# Capstone Project -  
### Applied Data Science Capstone by IBM/Coursera

## Introduction: Business Problem

Start a new coffee shop in the city of Toronto by analyzing the existing distribution of coffee shops across different neighborhoods.
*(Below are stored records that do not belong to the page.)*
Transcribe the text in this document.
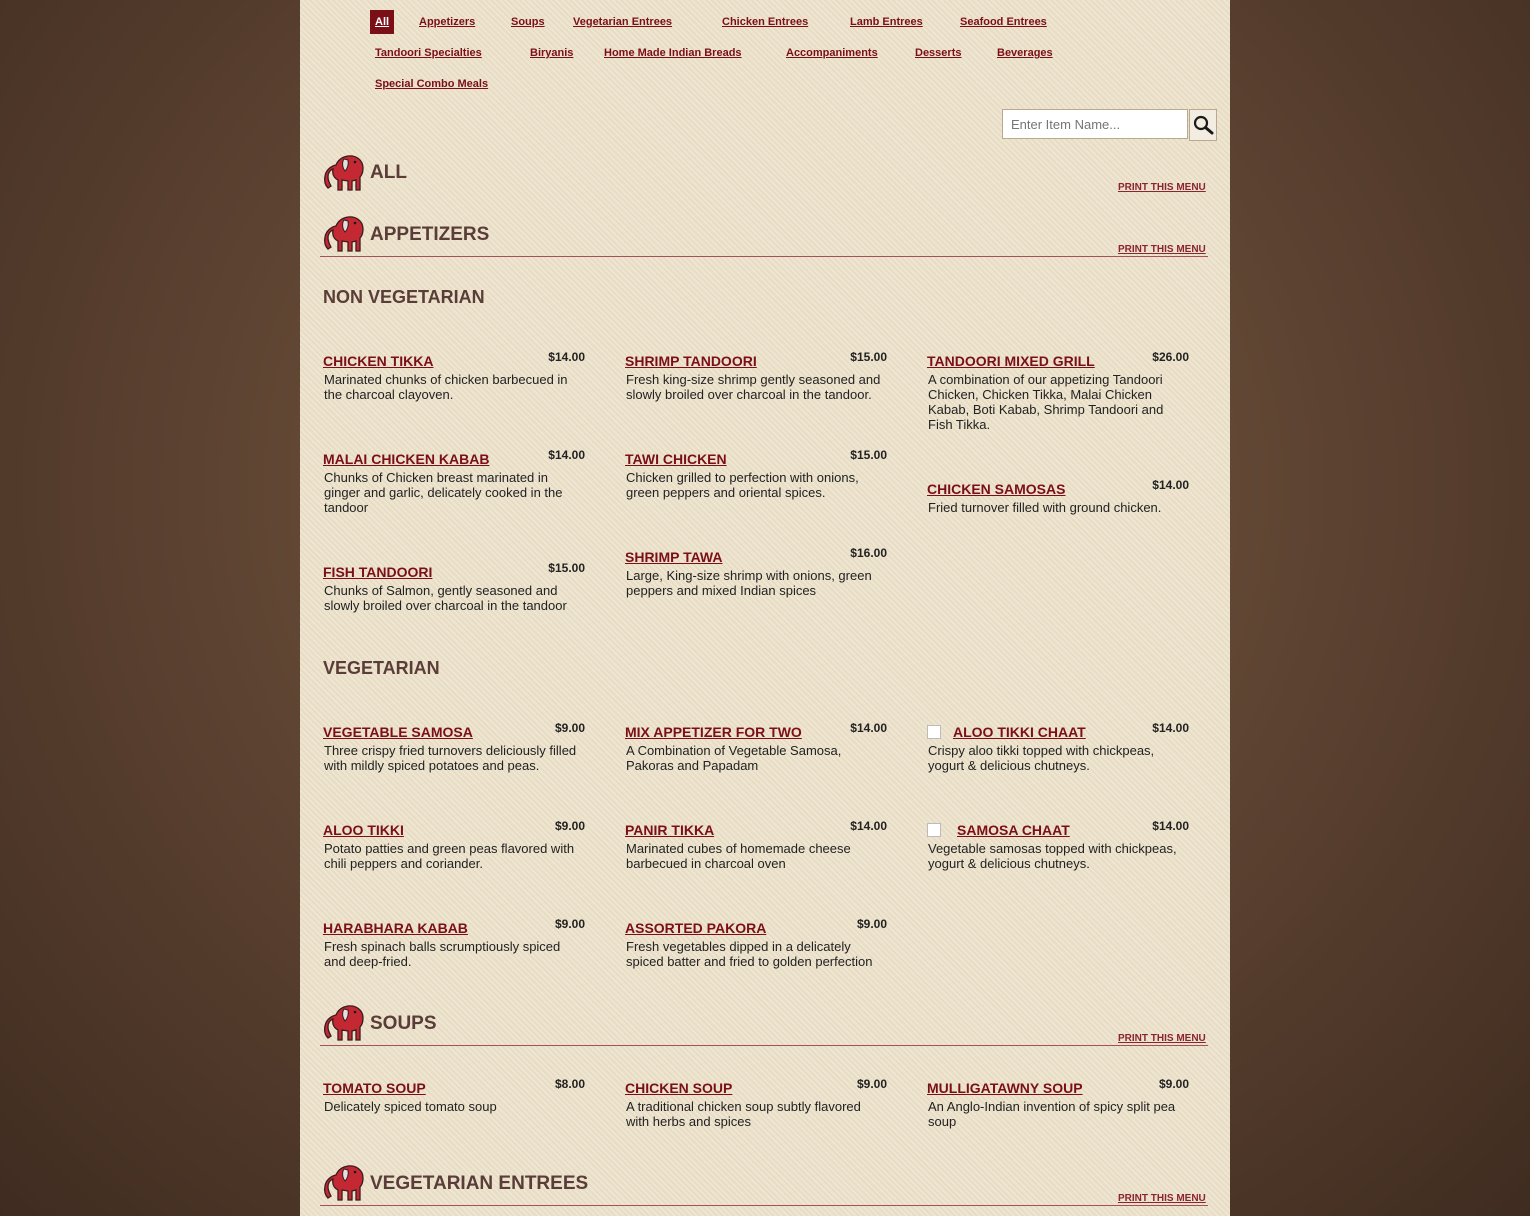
All	Appetizers	Soups	Vegetarian Entrees	Chicken Entrees	Lamb Entrees	Seafood Entrees
Tandoori Specialties	Biryanis	Home Made Indian Breads	Accompaniments	Desserts	Beverages
Special Combo Meals
Enter Item Name...
ALL
PRINT THIS MENU
APPETIZERS
PRINT THIS MENU
NON VEGETARIAN
CHICKEN TIKKA	$14.00
Marinated chunks of chicken barbecued in the charcoal clayoven.
SHRIMP TANDOORI	$15.00
Fresh king-size shrimp gently seasoned and slowly broiled over charcoal in the tandoor.
TANDOORI MIXED GRILL	$26.00
A combination of our appetizing Tandoori Chicken, Chicken Tikka, Malai Chicken Kabab, Boti Kabab, Shrimp Tandoori and Fish Tikka.
MALAI CHICKEN KABAB	$14.00
Chunks of Chicken breast marinated in ginger and garlic, delicately cooked in the tandoor
TAWI CHICKEN	$15.00
Chicken grilled to perfection with onions, green peppers and oriental spices.	CHICKEN SAMOSAS	$14.00
Fried turnover filled with ground chicken.
FISH TANDOORI	$15.00
Chunks of Salmon, gently seasoned and slowly broiled over charcoal in the tandoor
SHRIMP TAWA	$16.00
Large, King-size shrimp with onions, green peppers and mixed Indian spices
VEGETARIAN
VEGETABLE SAMOSA	$9.00
Three crispy fried turnovers deliciously filled with mildly spiced potatoes and peas.
MIX APPETIZER FOR TWO	$14.00
A Combination of Vegetable Samosa, Pakoras and Papadam
ALOO TIKKI CHAAT	$14.00
Crispy aloo tikki topped with chickpeas, yogurt & delicious chutneys.
ALOO TIKKI	$9.00
Potato patties and green peas flavored with chili peppers and coriander.
PANIR TIKKA	$14.00
Marinated cubes of homemade cheese barbecued in charcoal oven
SAMOSA CHAAT	$14.00
Vegetable samosas topped with chickpeas, yogurt & delicious chutneys.
HARABHARA KABAB	$9.00
Fresh spinach balls scrumptiously spiced and deep-fried.
ASSORTED PAKORA	$9.00
Fresh vegetables dipped in a delicately spiced batter and fried to golden perfection
SOUPS
PRINT THIS MENU
TOMATO SOUP	$8.00
Delicately spiced tomato soup
CHICKEN SOUP	$9.00
A traditional chicken soup subtly flavored with herbs and spices
MULLIGATAWNY SOUP	$9.00
An Anglo-Indian invention of spicy split pea soup
VEGETARIAN ENTREES
PRINT THIS MENU
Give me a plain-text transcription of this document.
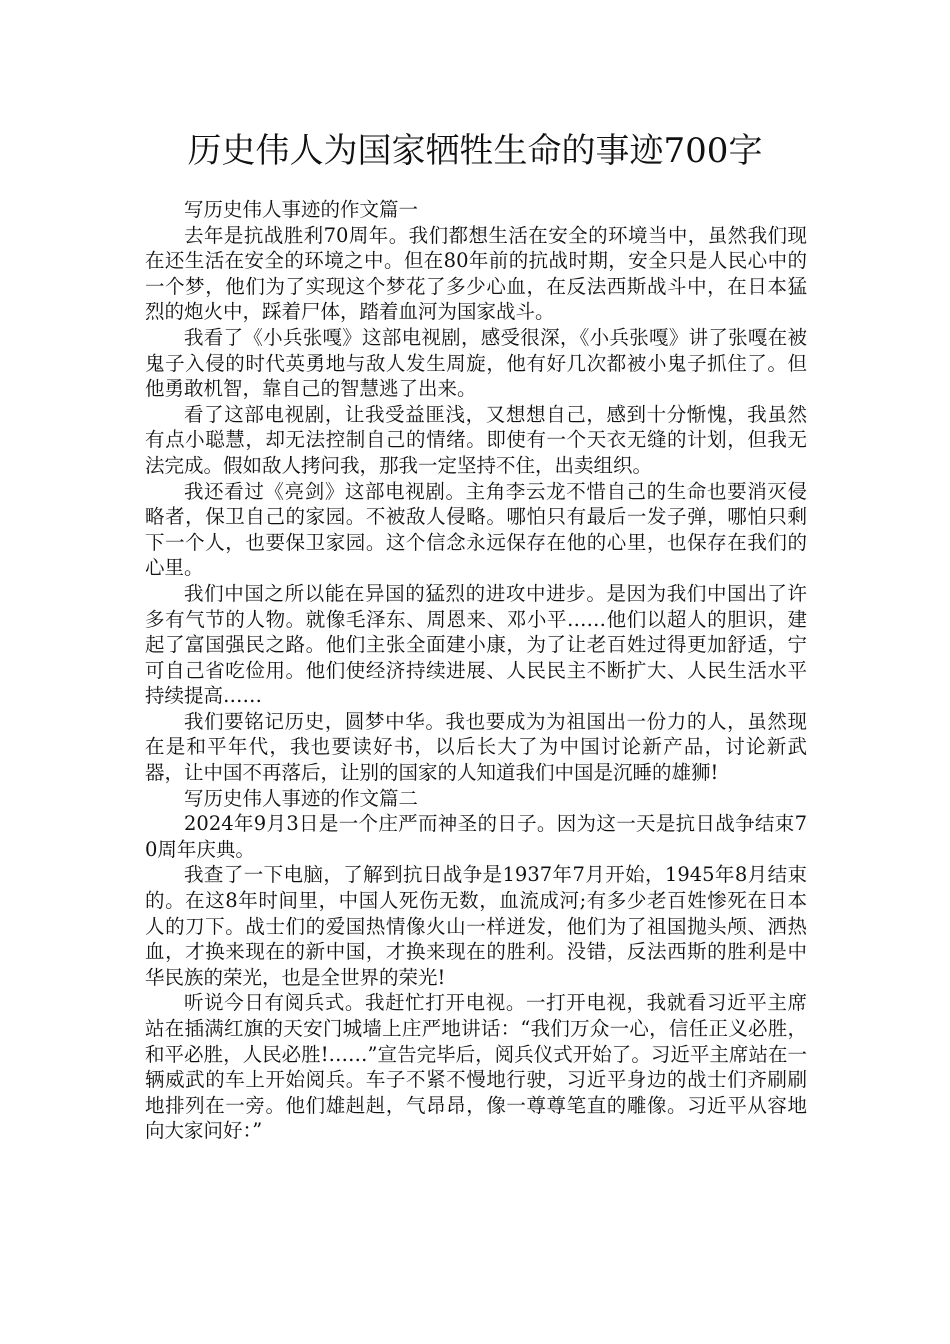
历史伟人为国家牺牲生命的事迹700字

写历史伟人事迹的作文篇一

去年是抗战胜利70周年。我们都想生活在安全的环境当中，虽然我们现在还生活在安全的环境之中。但在80年前的抗战时期，安全只是人民心中的一个梦，他们为了实现这个梦花了多少心血，在反法西斯战斗中，在日本猛烈的炮火中，踩着尸体，踏着血河为国家战斗。

我看了《小兵张嘎》这部电视剧，感受很深，《小兵张嘎》讲了张嘎在被鬼子入侵的时代英勇地与敌人发生周旋，他有好几次都被小鬼子抓住了。但他勇敢机智，靠自己的智慧逃了出来。

看了这部电视剧，让我受益匪浅，又想想自己，感到十分惭愧，我虽然有点小聪慧，却无法控制自己的情绪。即使有一个天衣无缝的计划，但我无法完成。假如敌人拷问我，那我一定坚持不住，出卖组织。

我还看过《亮剑》这部电视剧。主角李云龙不惜自己的生命也要消灭侵略者，保卫自己的家园。不被敌人侵略。哪怕只有最后一发子弹，哪怕只剩下一个人，也要保卫家园。这个信念永远保存在他的心里，也保存在我们的心里。

我们中国之所以能在异国的猛烈的进攻中进步。是因为我们中国出了许多有气节的人物。就像毛泽东、周恩来、邓小平……他们以超人的胆识，建起了富国强民之路。他们主张全面建小康，为了让老百姓过得更加舒适，宁可自己省吃俭用。他们使经济持续进展、人民民主不断扩大、人民生活水平持续提高……

我们要铭记历史，圆梦中华。我也要成为为祖国出一份力的人，虽然现在是和平年代，我也要读好书，以后长大了为中国讨论新产品，讨论新武器，让中国不再落后，让别的国家的人知道我们中国是沉睡的雄狮!

写历史伟人事迹的作文篇二

2024年9月3日是一个庄严而神圣的日子。因为这一天是抗日战争结束70周年庆典。

我查了一下电脑，了解到抗日战争是1937年7月开始，1945年8月结束的。在这8年时间里，中国人死伤无数，血流成河;有多少老百姓惨死在日本人的刀下。战士们的爱国热情像火山一样迸发，他们为了祖国抛头颅、洒热血，才换来现在的新中国，才换来现在的胜利。没错，反法西斯的胜利是中华民族的荣光，也是全世界的荣光!

听说今日有阅兵式。我赶忙打开电视。一打开电视，我就看习近平主席站在插满红旗的天安门城墙上庄严地讲话：“我们万众一心，信任正义必胜，和平必胜，人民必胜!……”宣告完毕后，阅兵仪式开始了。习近平主席站在一辆威武的车上开始阅兵。车子不紧不慢地行驶，习近平身边的战士们齐刷刷地排列在一旁。他们雄赳赳，气昂昂，像一尊尊笔直的雕像。习近平从容地向大家问好：”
A new group of coffee shop owners wants to set up a new shop in Toronto. Unable to decide the right spot to set up the shop, we'll use visualizations using folium to locate the existing coffee shops across different neighborhoods in Toronto and select the place using map visualization where there are the least number of coffee shops. This will ensure that there is less competition from similar businesses and will help grow the venture in that locality.

## Data

The data used are - 

1. List of boroughs from https://en.wikipedia.org/wiki/List_of_postal_codes_of_Canada:_M and their associated neighborhood. It will be downloaded and stored into 'table.csv' file
2. Latitude and Longitude of each neighborhood from "https://cocl.us/Geospatial_data"
3. Merge the above two data
4. The boroughs related to Toronto, ie. East Toronto, West Toronto, Downtown Toronto, Central Toronto and their associated neighborhoods are selected.
5. Using Foursquare API, Venues near the neighborhoods are located. From this all coffee shops are selected.
6. All the coffee shops in the neighborhoods are then plotted on the map. The locations with the least density are the ideal place to start a new coffee shop.

## ** The code for the above project starts from here **

In [3]:
# Import pandas 
import pandas as pd 
  
# read postal codes of canada csv file extracted from https://en.wikipedia.org/wiki/List_of_postal_codes_of_Canada:_M 
#It has already been saved to the file "table.csv". 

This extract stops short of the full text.